Kroymann© Radio Bremen

Wie gesagt: Nicht jeder Gag ist ein Treffer; aber die Attitüde, mit der Kroymann sich ihre eigene halbe Stunde zurechtruckt, über Frauen, Männer, Lesben, Alte und CDU-Politiker spottet und sich selbst auf die Schippe nimmt, verdient Respekt. Zumal sie nebenbei auch noch gegen das Fernsehen giftet, das ihr die Plattform dafür gibt. Nicht so metamäßig wie Böhermann; aber auch nicht so methusalemhaft, wie über 60-Jährige sonst oft im Medium auftauchen, wenn die ARD wieder irgendeine harmlose Vorabendserie braucht.

„Ihr wollt was verändern, doch die Welt gehört den Rentnern“, singt Kroymann in ihrem kleinen Elektro-Hit. Für das Fernsehen scheint das – allen Diskussionen über werberelevante Zielgruppen zum Trotz – ebenfalls in zunehmendem Maße zu gelten. Insofern ist es natürlich begrüßenswert, dass die Reihe ein Ensemble auf die gebrechlichen Beine gestellt hat, in dem junge und ältere komische Leute gemeinsame Sache machen dürfen. Mit- und gegeneinander („Entschuldigung, ich suche …“, platzt Kroymann einmal in einen Raum hinein, und die dort beschäftigten jungen Frauen helfen gleich aus: „Das Krematorium ist nebenan.“)

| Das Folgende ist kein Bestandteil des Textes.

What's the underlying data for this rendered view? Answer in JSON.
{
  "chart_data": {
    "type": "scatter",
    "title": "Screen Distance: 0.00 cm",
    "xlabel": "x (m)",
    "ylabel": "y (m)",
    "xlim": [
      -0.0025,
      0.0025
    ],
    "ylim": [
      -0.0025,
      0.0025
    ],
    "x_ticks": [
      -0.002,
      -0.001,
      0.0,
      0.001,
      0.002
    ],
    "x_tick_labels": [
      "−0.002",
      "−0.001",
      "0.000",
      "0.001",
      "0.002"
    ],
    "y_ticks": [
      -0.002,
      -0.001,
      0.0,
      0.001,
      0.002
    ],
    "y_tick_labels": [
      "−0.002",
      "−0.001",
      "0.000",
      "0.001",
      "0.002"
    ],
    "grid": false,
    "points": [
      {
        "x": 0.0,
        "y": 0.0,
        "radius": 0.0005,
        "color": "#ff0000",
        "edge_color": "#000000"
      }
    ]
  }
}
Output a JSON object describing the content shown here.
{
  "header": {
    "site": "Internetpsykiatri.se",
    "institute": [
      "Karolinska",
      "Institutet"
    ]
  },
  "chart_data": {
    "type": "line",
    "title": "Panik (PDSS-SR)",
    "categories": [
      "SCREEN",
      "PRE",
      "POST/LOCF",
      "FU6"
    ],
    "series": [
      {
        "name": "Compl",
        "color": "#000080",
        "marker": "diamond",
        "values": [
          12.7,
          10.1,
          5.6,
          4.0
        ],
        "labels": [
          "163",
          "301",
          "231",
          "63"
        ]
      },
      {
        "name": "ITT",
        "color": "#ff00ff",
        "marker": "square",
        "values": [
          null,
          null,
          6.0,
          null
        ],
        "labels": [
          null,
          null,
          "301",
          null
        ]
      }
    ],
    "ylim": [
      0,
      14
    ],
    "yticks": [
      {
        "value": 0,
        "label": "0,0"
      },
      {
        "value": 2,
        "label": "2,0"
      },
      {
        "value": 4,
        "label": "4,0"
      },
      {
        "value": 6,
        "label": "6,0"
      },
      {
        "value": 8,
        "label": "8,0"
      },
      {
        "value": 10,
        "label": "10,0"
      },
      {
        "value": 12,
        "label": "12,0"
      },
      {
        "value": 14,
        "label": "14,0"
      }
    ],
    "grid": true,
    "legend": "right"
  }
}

Auch die Handschrift bildundtonfabrik-Macher ist unverkennbar. Badababadadadadaaadadadadaa, summt es im Sketchhintergrund verdächtig bekannt. Und das Sendungslogo schockt nur im allerersten Moment, weil es kurz an das von „Beckmann“ erinnert, dann aber doch so schön schmutzig auseinanderklappt.

Die Grenzüberschreitungen sind dennoch sorgsam dosiert. Es sollen ja nicht alle, die donnerstagabends sonst das Erste gucken, gleich zum Wegschalten provoziert werden. Auch die könnten irgendwann in der Mehrzahl sein. Oder wie Kroymann so schön singt: „Wir machen, was wir wollen, ihr könnt uns nicht aufhalten. Deal with it! Wir sind die Alten.“ Der Deal geht in diesem Fall aber in Ordnung.

„Kroymann“ läuft am Donnerstag um 23.30 Uhr im Ersten und vorher als hervorragende Vorabend-Alternative zu „In aller Freundschaft – Die jungen Ärzte“ bereits ab 18 Uhr in der ARD-Mediathek.